Volgens Jeugdgezondheidszorg (JGZ) professionals kampt 15% van de gezinnen met kinderen tot 12 jaar met opvoedproblemen, waarvan 1% met ernstige problemen, zoals bijvoorbeeld kindermishandeling of verwaarlozing. Stevig Ouderschap (SO) is een methodiek voor gezinnen met een pasgeboren kind, gericht op het verkleinen van het risico op opvoedingsproblemen. Dit wordt gerealiseerd door het aanbieden van extra steun thuis bij deze gezinnen. Vooralsnog is alleen het effect van SO op de psychosociale ontwikkeling van het kind onderzocht. Of SO ook de eigen kracht van ouders/verzorgers versterkt is onbekend.

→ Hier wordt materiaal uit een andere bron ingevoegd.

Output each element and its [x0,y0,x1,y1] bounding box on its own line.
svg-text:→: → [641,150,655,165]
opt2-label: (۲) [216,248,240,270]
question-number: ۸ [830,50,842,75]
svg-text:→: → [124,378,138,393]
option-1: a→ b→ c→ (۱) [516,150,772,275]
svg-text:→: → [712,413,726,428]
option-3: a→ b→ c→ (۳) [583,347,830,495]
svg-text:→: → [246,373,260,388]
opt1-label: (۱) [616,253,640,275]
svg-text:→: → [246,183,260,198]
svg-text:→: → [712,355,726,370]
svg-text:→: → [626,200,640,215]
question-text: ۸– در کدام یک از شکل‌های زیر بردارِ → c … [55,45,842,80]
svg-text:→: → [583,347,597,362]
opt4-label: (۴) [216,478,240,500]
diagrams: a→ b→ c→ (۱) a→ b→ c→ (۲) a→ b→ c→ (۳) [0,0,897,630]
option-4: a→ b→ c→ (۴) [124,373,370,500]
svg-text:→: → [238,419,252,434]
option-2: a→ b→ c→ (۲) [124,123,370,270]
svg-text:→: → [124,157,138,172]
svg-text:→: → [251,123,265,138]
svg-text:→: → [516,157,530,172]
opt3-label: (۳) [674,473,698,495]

Ouders en verpleegkundige ervaren SO als positief. Driekwart van de ouders vinden de interventie (zeer) zinvol en voelen zich zekerder en gegroeid als ouder. De door ouders ervaren positieve effecten zijn met de opzet van het onderzoek niet aangetoond.

Verslagen


Eindverslag

Uit onderzoek blijkt dat meer dan één derde van de ouders aangeeft zich in het afgelopen jaar wel eens zorgen te hebben gemaakt over de opvoeding of ontwikkeling van hun thuiswonende kind(eren). Volgens Jeugdgezondheidszorg (JGZ) professionals kampt 15% van de gezinnen met kinderen tot twaalf jaar met daadwerkelijke opvoedproblemen (SCP, 2005), waarbij er in tien procent van de gezinnen sprake is van lichte problemen, bij vier procent matige problemen en bij één procent wordt de problematiek ernstig genoemd. Onder ernstige opvoedproblemen vallen o.a. kindermishandeling en verwaarlozing. Ernstige opvoedproblemen kunnen bij het kind een breed scala aan negatieve korte en lange termijn effecten hebben op zowel lichamelijk, emotioneel als psychosociaal gebied.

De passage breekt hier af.